Liran Belenzon, co-founder and CEO of BenchSci, said the company has merged MedLM’s artificial intelligence with BenchSci’s own technology to help scientists identify biomarkers, which are key to understanding how a disease progresses and how it can be cured.
Belenzon said the company spent a lot of time testing and validating the model, including providing feedback to Google about needed improvements. Now, Belenzon said BenchSci is in the process of bringing the technology to market more broadly.

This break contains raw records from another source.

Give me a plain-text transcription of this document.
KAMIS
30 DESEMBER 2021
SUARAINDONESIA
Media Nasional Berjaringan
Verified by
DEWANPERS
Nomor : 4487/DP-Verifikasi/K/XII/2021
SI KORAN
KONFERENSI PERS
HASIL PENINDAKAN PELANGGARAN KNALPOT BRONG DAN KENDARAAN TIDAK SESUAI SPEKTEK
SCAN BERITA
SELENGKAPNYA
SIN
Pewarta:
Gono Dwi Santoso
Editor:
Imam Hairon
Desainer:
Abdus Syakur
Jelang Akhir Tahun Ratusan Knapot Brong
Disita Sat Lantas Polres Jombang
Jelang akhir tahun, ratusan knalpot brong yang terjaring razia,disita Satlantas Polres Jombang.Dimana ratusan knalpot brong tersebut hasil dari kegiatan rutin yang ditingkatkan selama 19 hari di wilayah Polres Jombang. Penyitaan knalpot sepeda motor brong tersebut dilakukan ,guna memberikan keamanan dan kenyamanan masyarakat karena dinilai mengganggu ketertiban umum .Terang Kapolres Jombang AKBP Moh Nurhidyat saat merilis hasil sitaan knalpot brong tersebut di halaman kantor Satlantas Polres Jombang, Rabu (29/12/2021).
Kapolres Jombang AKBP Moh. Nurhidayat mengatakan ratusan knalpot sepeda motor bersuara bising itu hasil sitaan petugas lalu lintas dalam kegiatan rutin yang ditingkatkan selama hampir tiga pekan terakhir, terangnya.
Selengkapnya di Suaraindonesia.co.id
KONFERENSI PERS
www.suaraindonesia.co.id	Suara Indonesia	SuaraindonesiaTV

“[MedLM] it doesn’t work out of the blue, but it helps accelerate your specific efforts,” he said in an interview with CNBC.
Corrado said research around MedLM is ongoing, and he believes Google Cloud healthcare customers will be able to coordinate models for many different use cases within an organization. He added that Google will continue to develop domain-specific models that are “smaller, cheaper, faster, better.”
Like BenchSci, Deloitte tested MedLM “over and over again” before rolling out the technology to healthcare clients, said Dr. Kulleni Gebreyes, Deloitte US Head of Life Sciences and Healthcare;
Deloitte uses Google technology to help health systems and health plans answer members’ questions about access to care. If a patient needs a colonoscopy, for example, they can use MedLM to search for providers based on gender, location or benefit coverage, as well as other criteria.
Gebreyes said customers have found MedLM to be accurate and effective, but, like other models, AI isn’t always great at deciphering a user’s intent. It can be a challenge if patients don’t know the correct word or spelling for colonoscopy or use other colloquial terms, he said.
“Ultimately, this is not a substitute for a diagnosis by a trained professional,” Gebreyes told CNBC. “It brings expertise closer and makes it more accessible.”